Anchor took some time to ensure that the game would deep but it appears that far too much time was spent on adding features and far too little was spent on improving the weakest part of the first RAW, the gameplay mechanics. It’s still too sloppy and can’t keep up with the decent WrestleMania engine and excellent SmackDown engine. It’s just so unintuitive and the majority of the time you’ll go nuts over how unresponsive the whole damn thing is.
Speaking of going nuts, the audio is rather bad as well. As a nice touch THQ decided to get Lillian Garcia and The Fink to do the wrestler introductions for their respective shows. On the bad side of this though is how horribly recorded Garcia’s audio is. Most of the time it’s drowned out by the entrance video or ambient arena noise. When you can
hear it it usually sounds like it was recorded at a very low quality, almost as if it the audio were compressed in order to save space on the disc. The matches are silent as well and lack any sort of commentary or play-by-play. Everything else is rather generic ring fodder, basically what we’ve become accustomed to in our WWE games.

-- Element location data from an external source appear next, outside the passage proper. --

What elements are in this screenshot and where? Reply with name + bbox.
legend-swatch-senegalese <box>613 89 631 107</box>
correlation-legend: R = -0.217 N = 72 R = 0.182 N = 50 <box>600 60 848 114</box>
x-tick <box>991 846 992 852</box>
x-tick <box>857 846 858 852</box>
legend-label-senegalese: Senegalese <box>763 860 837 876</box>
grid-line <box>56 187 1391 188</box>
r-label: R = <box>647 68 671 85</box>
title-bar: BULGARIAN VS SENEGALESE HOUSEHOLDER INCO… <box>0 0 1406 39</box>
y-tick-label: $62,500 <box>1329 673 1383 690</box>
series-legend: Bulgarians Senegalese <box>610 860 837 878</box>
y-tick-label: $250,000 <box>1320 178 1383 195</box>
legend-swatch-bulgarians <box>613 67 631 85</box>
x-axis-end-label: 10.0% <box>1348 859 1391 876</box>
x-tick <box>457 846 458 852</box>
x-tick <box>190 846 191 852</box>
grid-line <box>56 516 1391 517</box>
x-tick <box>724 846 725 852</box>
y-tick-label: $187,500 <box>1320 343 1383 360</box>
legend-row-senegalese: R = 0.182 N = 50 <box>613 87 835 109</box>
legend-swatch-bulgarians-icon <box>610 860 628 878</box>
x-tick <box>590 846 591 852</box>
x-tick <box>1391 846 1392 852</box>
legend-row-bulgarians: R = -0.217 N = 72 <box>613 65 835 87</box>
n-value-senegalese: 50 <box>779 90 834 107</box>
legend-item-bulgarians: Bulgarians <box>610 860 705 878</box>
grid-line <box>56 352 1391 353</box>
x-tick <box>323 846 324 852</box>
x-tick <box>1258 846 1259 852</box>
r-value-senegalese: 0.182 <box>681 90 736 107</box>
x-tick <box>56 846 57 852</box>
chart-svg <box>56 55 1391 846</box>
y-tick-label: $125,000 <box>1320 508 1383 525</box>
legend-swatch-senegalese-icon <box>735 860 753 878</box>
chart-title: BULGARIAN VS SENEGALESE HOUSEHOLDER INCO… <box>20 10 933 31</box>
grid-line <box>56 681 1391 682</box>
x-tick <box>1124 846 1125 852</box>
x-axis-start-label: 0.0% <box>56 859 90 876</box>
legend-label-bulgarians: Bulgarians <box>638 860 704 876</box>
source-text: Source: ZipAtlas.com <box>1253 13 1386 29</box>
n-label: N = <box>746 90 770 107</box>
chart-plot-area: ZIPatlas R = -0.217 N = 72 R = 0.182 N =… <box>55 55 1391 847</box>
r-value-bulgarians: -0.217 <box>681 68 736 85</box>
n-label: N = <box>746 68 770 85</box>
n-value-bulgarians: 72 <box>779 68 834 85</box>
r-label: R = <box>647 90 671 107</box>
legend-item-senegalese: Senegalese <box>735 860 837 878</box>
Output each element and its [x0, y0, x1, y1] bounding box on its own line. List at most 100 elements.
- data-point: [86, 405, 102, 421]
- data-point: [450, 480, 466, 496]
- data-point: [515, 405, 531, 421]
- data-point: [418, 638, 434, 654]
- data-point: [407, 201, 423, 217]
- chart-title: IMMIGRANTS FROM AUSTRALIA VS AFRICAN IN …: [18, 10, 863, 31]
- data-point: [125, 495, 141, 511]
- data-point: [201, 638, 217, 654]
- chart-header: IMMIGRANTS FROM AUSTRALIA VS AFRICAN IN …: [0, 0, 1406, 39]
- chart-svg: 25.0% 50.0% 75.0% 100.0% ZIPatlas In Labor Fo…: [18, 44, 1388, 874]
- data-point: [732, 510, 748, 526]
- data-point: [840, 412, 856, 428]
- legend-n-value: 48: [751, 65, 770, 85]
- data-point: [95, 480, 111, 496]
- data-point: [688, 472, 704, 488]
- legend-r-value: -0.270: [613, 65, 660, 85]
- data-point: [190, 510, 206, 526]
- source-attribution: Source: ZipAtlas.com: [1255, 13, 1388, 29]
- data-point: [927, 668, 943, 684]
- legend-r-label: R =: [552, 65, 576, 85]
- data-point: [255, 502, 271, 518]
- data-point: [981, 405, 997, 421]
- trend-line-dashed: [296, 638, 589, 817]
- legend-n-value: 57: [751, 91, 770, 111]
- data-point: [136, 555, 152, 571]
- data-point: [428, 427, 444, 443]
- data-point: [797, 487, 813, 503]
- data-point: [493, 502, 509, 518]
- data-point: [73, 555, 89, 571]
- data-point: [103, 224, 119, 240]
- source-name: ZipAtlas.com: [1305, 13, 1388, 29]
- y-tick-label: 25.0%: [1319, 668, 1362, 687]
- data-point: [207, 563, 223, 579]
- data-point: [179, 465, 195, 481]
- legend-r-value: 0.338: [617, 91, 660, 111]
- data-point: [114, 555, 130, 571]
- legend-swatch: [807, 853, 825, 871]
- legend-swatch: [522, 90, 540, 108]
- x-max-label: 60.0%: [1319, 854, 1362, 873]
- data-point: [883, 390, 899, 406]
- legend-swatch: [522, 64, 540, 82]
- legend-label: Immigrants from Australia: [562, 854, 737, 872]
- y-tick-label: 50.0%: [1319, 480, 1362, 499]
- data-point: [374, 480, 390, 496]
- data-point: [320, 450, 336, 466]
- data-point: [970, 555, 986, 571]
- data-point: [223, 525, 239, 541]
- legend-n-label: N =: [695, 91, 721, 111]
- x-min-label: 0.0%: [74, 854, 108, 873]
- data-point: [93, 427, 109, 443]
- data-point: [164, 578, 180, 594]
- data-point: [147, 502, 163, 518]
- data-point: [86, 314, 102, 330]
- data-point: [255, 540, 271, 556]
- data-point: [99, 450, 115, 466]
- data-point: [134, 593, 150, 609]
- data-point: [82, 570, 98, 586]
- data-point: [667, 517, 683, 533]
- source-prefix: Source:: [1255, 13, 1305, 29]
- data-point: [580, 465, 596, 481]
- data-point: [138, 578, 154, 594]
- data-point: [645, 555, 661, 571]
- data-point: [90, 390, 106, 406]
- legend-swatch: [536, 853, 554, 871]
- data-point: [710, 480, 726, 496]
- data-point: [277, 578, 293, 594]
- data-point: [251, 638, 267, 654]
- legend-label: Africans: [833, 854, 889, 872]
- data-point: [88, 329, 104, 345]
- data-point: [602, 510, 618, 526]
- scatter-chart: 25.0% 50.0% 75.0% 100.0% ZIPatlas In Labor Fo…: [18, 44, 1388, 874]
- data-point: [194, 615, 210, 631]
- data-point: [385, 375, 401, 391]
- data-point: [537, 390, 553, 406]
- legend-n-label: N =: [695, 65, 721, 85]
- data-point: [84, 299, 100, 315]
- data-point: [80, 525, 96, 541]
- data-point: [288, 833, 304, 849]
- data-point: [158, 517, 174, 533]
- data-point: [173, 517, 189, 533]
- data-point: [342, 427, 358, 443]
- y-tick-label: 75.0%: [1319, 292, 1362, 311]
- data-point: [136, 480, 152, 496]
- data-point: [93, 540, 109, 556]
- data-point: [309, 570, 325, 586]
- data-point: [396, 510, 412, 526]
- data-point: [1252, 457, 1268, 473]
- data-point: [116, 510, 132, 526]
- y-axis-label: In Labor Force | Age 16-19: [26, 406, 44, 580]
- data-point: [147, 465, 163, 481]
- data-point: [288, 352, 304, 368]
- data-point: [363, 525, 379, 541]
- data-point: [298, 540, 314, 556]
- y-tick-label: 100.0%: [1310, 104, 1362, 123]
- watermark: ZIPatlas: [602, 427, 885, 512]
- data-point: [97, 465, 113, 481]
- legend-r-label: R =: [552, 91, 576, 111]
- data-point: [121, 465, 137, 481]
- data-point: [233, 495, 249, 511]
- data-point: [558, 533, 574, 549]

It’s not that I didn’t want to like RAW 2, after all it allowed me to create the most lifelike depiction of myself in a wrestling game to date. It’s just that the slow and methodical action took me out of the game before I could really get in to it. It’s like putting Benoit and Angle in a match and having them work with a script from a Test vs. Nathan Jones matchup. On the whole RAW2 is a significant improvement over the first installment but as HHH would say it’s just a paper champion. It looks pretty damn good on black and white but when you see it in the flesh on the screen it’s just missing that certain something to make it fun and exciting. The new features, the create-a-wrestler in particular, are excellent additions to the franchise, now if only THQ can implement a decent grappling engine they might be on to something.